Command completion

GDB can fill in the rest of a word in a command for you if there's only one possibility; it can also show you what the valid possibilities are for the next word in a command, at any time. This works for GDB commands, GDB subcommands, and the names of symbols in your program.

Press the Tab key whenever you want GDB to fill out the rest of a word. If there's only one possibility, GDB fills in the word, and waits for you to finish the command (or press Enter to enter it). For example, if you type:

(gdb) info bre Tab

GDB fills in the rest of the word breakpoints, since that is the only info subcommand beginning with bre:

(gdb) info breakpoints

You can either press Enter at this point, to run the info breakpoints command, or backspace and enter something else, if breakpoints doesn't look like the command you expected. (If you were sure you wanted info breakpoints in the first place, you might as well just type Enter immediately after info bre, to exploit command abbreviations rather than command completion).

If there's more than one possibility for the next word when you press Tab, GDB sounds a bell. You can either supply more characters and try again, or just press Tab a second time; GDB displays all the possible completions for that word. For example, you might want to set a breakpoint on a subroutine whose name begins with make_, but when you type:

 
b make_Tab

GDB just sounds the bell. Typing Tab again displays all the function names in your program that begin with those characters, for example:

make_a_section_from_file     make_environ               
make_abs_section             make_function_type         
make_blockvector             make_pointer_type          
make_cleanup                 make_reference_type        
make_command                 make_symbol_completion_list
(gdb) b make_

After displaying the available possibilities, GDB copies your partial input (b make_ in the example) so you can finish the command.

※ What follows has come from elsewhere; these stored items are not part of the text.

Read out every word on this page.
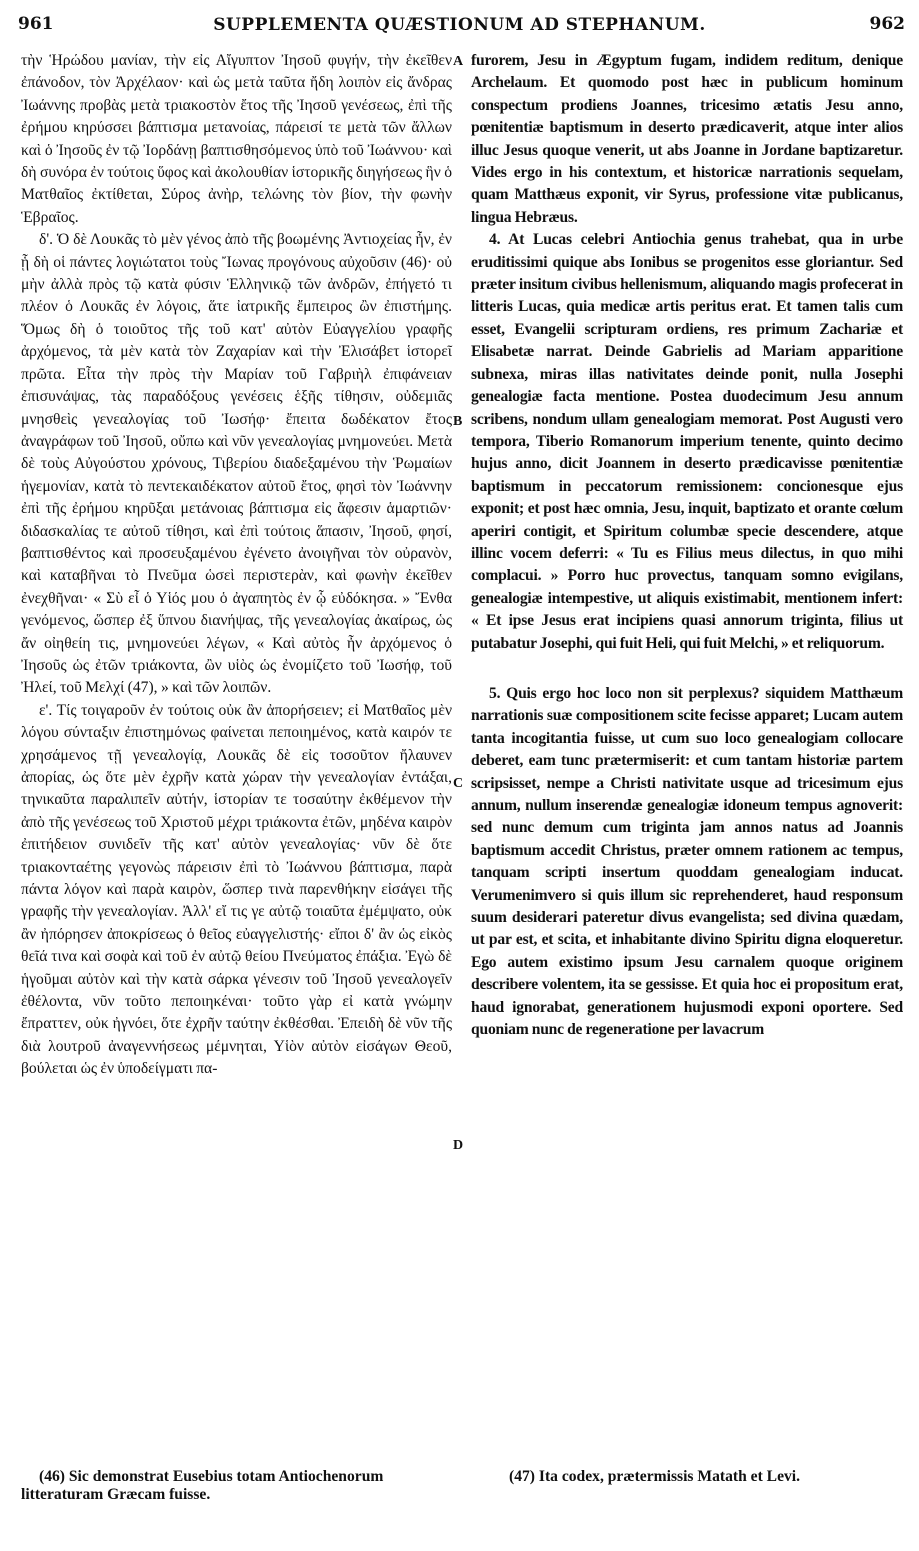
961	SUPPLEMENTA QUÆSTIONUM AD STEPHANUM.	962

τὴν Ἡρώδου μανίαν, τὴν εἰς Αἴγυπτον Ἰησοῦ φυγήν, τὴν ἐκεῖθεν ἐπάνοδον, τὸν Ἀρχέλαον· καὶ ὡς μετὰ ταῦτα ἤδη λοιπὸν εἰς ἄνδρας Ἰωάννης προβὰς μετὰ τριακοστὸν ἔτος τῆς Ἰησοῦ γενέσεως, ἐπὶ τῆς ἐρήμου κηρύσσει βάπτισμα μετανοίας, πάρεισί τε μετὰ τῶν ἄλλων καὶ ὁ Ἰησοῦς ἐν τῷ Ἰορδάνῃ βαπτισθησόμενος ὑπὸ τοῦ Ἰωάννου· καὶ δὴ συνόρα ἐν τούτοις ὕφος καὶ ἀκολουθίαν ἱστορικῆς διηγήσεως ἣν ὁ Ματθαῖος ἐκτίθεται, Σύρος ἀνὴρ, τελώνης τὸν βίον, τὴν φωνὴν Ἑβραῖος.

δ'. Ὁ δὲ Λουκᾶς τὸ μὲν γένος ἀπὸ τῆς βοωμένης Ἀντιοχείας ἦν, ἐν ᾗ δὴ οἱ πάντες λογιώτατοι τοὺς Ἴωνας προγόνους αὐχοῦσιν (46)· οὐ μὴν ἀλλὰ πρὸς τῷ κατὰ φύσιν Ἑλληνικῷ τῶν ἀνδρῶν, ἐπήγετό τι πλέον ὁ Λουκᾶς ἐν λόγοις, ἅτε ἰατρικῆς ἔμπειρος ὢν ἐπιστήμης. Ὅμως δὴ ὁ τοιοῦτος τῆς τοῦ κατ' αὐτὸν Εὐαγγελίου γραφῆς ἀρχόμενος, τὰ μὲν κατὰ τὸν Ζαχαρίαν καὶ τὴν Ἐλισάβετ ἱστορεῖ πρῶτα. Εἶτα τὴν πρὸς τὴν Μαρίαν τοῦ Γαβριὴλ ἐπιφάνειαν ἐπισυνάψας, τὰς παραδόξους γενέσεις ἑξῆς τίθησιν, οὐδεμιᾶς μνησθεὶς γενεαλογίας τοῦ Ἰωσήφ· ἔπειτα δωδέκατον ἔτος ἀναγράφων τοῦ Ἰησοῦ, οὔπω καὶ νῦν γενεαλογίας μνημονεύει. Μετὰ δὲ τοὺς Αὐγούστου χρόνους, Τιβερίου διαδεξαμένου τὴν Ῥωμαίων ἡγεμονίαν, κατὰ τὸ πεντεκαιδέκατον αὐτοῦ ἔτος, φησὶ τὸν Ἰωάννην ἐπὶ τῆς ἐρήμου κηρῦξαι μετάνοιας βάπτισμα εἰς ἄφεσιν ἁμαρτιῶν· διδασκαλίας τε αὐτοῦ τίθησι, καὶ ἐπὶ τούτοις ἅπασιν, Ἰησοῦ, φησί, βαπτισθέντος καὶ προσευξαμένου ἐγένετο ἀνοιγῆναι τὸν οὐρανὸν, καὶ καταβῆναι τὸ Πνεῦμα ὡσεὶ περιστερὰν, καὶ φωνὴν ἐκεῖθεν ἐνεχθῆναι· « Σὺ εἶ ὁ Υἱός μου ὁ ἀγαπητὸς ἐν ᾧ εὐδόκησα. » Ἔνθα γενόμενος, ὥσπερ ἐξ ὕπνου διανήψας, τῆς γενεαλογίας ἀκαίρως, ὡς ἄν οἰηθείη τις, μνημονεύει λέγων, « Καὶ αὐτὸς ἦν ἀρχόμενος ὁ Ἰησοῦς ὡς ἐτῶν τριάκοντα, ὢν υἱὸς ὡς ἐνομίζετο τοῦ Ἰωσήφ, τοῦ Ἠλεί, τοῦ Μελχί (47), » καὶ τῶν λοιπῶν.

ε'. Τίς τοιγαροῦν ἐν τούτοις οὐκ ἂν ἀπορήσειεν; εἰ Ματθαῖος μὲν λόγου σύνταξιν ἐπιστημόνως φαίνεται πεποιημένος, κατὰ καιρόν τε χρησάμενος τῇ γενεαλογίᾳ, Λουκᾶς δὲ εἰς τοσοῦτον ἤλαυνεν ἀπορίας, ὡς ὅτε μὲν ἐχρῆν κατὰ χώραν τὴν γενεαλογίαν ἐντάξαι, τηνικαῦτα παραλιπεῖν αὐτήν, ἱστορίαν τε τοσαύτην ἐκθέμενον τὴν ἀπὸ τῆς γενέσεως τοῦ Χριστοῦ μέχρι τριάκοντα ἐτῶν, μηδένα καιρὸν ἐπιτήδειον συνιδεῖν τῆς κατ' αὐτὸν γενεαλογίας· νῦν δὲ ὅτε τριακονταέτης γεγονὼς πάρεισιν ἐπὶ τὸ Ἰωάννου βάπτισμα, παρὰ πάντα λόγον καὶ παρὰ καιρὸν, ὥσπερ τινὰ παρενθήκην εἰσάγει τῆς γραφῆς τὴν γενεαλογίαν. Ἀλλ' εἴ τις γε αὐτῷ τοιαῦτα ἐμέμψατο, οὐκ ἂν ἠπόρησεν ἀποκρίσεως ὁ θεῖος εὐαγγελιστής· εἴποι δ' ἂν ὡς εἰκὸς θεῖά τινα καὶ σοφὰ καὶ τοῦ ἐν αὐτῷ θείου Πνεύματος ἐπάξια. Ἐγὼ δὲ ἡγοῦμαι αὐτὸν καὶ τὴν κατὰ σάρκα γένεσιν τοῦ Ἰησοῦ γενεαλογεῖν ἐθέλοντα, νῦν τοῦτο πεποιηκέναι· τοῦτο γὰρ εἰ κατὰ γνώμην ἔπραττεν, οὐκ ἠγνόει, ὅτε ἐχρῆν ταύτην ἐκθέσθαι. Ἐπειδὴ δὲ νῦν τῆς διὰ λουτροῦ ἀναγεννήσεως μέμνηται, Υἱὸν αὐτὸν εἰσάγων Θεοῦ, βούλεται ὡς ἐν ὑποδείγματι πα-

furorem, Jesu in Ægyptum fugam, indidem reditum, denique Archelaum. Et quomodo post hæc in publicum hominum conspectum prodiens Joannes, tricesimo ætatis Jesu anno, pœnitentiæ baptismum in deserto prædicaverit, atque inter alios illuc Jesus quoque venerit, ut abs Joanne in Jordane baptizaretur. Vides ergo in his contextum, et historicæ narrationis sequelam, quam Matthæus exponit, vir Syrus, professione vitæ publicanus, lingua Hebræus.

4. At Lucas celebri Antiochia genus trahebat, qua in urbe eruditissimi quique abs Ionibus se progenitos esse gloriantur. Sed præter insitum civibus hellenismum, aliquando magis profecerat in litteris Lucas, quia medicæ artis peritus erat. Et tamen talis cum esset, Evangelii scripturam ordiens, res primum Zachariæ et Elisabetæ narrat. Deinde Gabrielis ad Mariam apparitione subnexa, miras illas nativitates deinde ponit, nulla Josephi genealogiæ facta mentione. Postea duodecimum Jesu annum scribens, nondum ullam genealogiam memorat. Post Augusti vero tempora, Tiberio Romanorum imperium tenente, quinto decimo hujus anno, dicit Joannem in deserto prædicavisse pœnitentiæ baptismum in peccatorum remissionem: concionesque ejus exponit; et post hæc omnia, Jesu, inquit, baptizato et orante cœlum aperiri contigit, et Spiritum columbæ specie descendere, atque illinc vocem deferri: « Tu es Filius meus dilectus, in quo mihi complacui. » Porro huc provectus, tanquam somno evigilans, genealogiæ intempestive, ut aliquis existimabit, mentionem infert: « Et ipse Jesus erat incipiens quasi annorum triginta, filius ut putabatur Josephi, qui fuit Heli, qui fuit Melchi, » et reliquorum.

5. Quis ergo hoc loco non sit perplexus? siquidem Matthæum narrationis suæ compositionem scite fecisse apparet; Lucam autem tanta incogitantia fuisse, ut cum suo loco genealogiam collocare deberet, eam tunc prætermiserit: et cum tantam historiæ partem scripsisset, nempe a Christi nativitate usque ad tricesimum ejus annum, nullum inserendæ genealogiæ idoneum tempus agnoverit: sed nunc demum cum triginta jam annos natus ad Joannis baptismum accedit Christus, præter omnem rationem ac tempus, tanquam scripti insertum quoddam genealogiam inducat. Verumenimvero si quis illum sic reprehenderet, haud responsum suum desiderari pateretur divus evangelista; sed divina quædam, ut par est, et scita, et inhabitante divino Spiritu digna eloqueretur. Ego autem existimo ipsum Jesu carnalem quoque originem describere volentem, ita se gessisse. Et quia hoc ei propositum erat, haud ignorabat, generationem hujusmodi exponi oportere. Sed quoniam nunc de regeneratione per lavacrum

A
B
C
D
(46) Sic demonstrat Eusebius totam Antiochenorum litteraturam Græcam fuisse.
(47) Ita codex, prætermissis Matath et Levi.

If you just want to see the list of alternatives in the first place, you can press Esc followed by ? (rather than press Tab twice).

Sometimes the string you need, while logically a word, may contain parentheses or other characters that GDB normally excludes from its notion of a word. To permit word completion to work in this situation, you may enclose words in ' (single quote marks) in GDB commands.

The most likely situation where you might need this is in typing the name of a C++ function. This is because C++ allows function overloading (multiple definitions of the same function, distinguished by argument type). For example, when you want to set a breakpoint you may need to distinguish whether you mean the version of name that takes an int parameter, name(int), or the version that takes a float parameter, name(float). To use the word-completion facilities in this situation, type a single quote ' at the beginning of the function name. This alerts GDB that it may need to consider more information than usual when you press Tab, or Esc followed by ?, to request word completion:

(gdb) b 'bubble(Esc?
bubble(double,double)    bubble(int,int)
(gdb) b 'bubble(

In some cases, GDB can tell that completing a name requires using quotes. When this happens, GDB inserts the quote for you (while completing as much as it can) if you don't type the quote in the first place:

(gdb) b bub Tab

GDB alters your input line to the following, and rings a bell:

(gdb) b 'bubble(

In general, GDB can tell that a quote is needed (and inserts it) if you haven't yet started typing the argument list when you ask for completion on an overloaded symbol.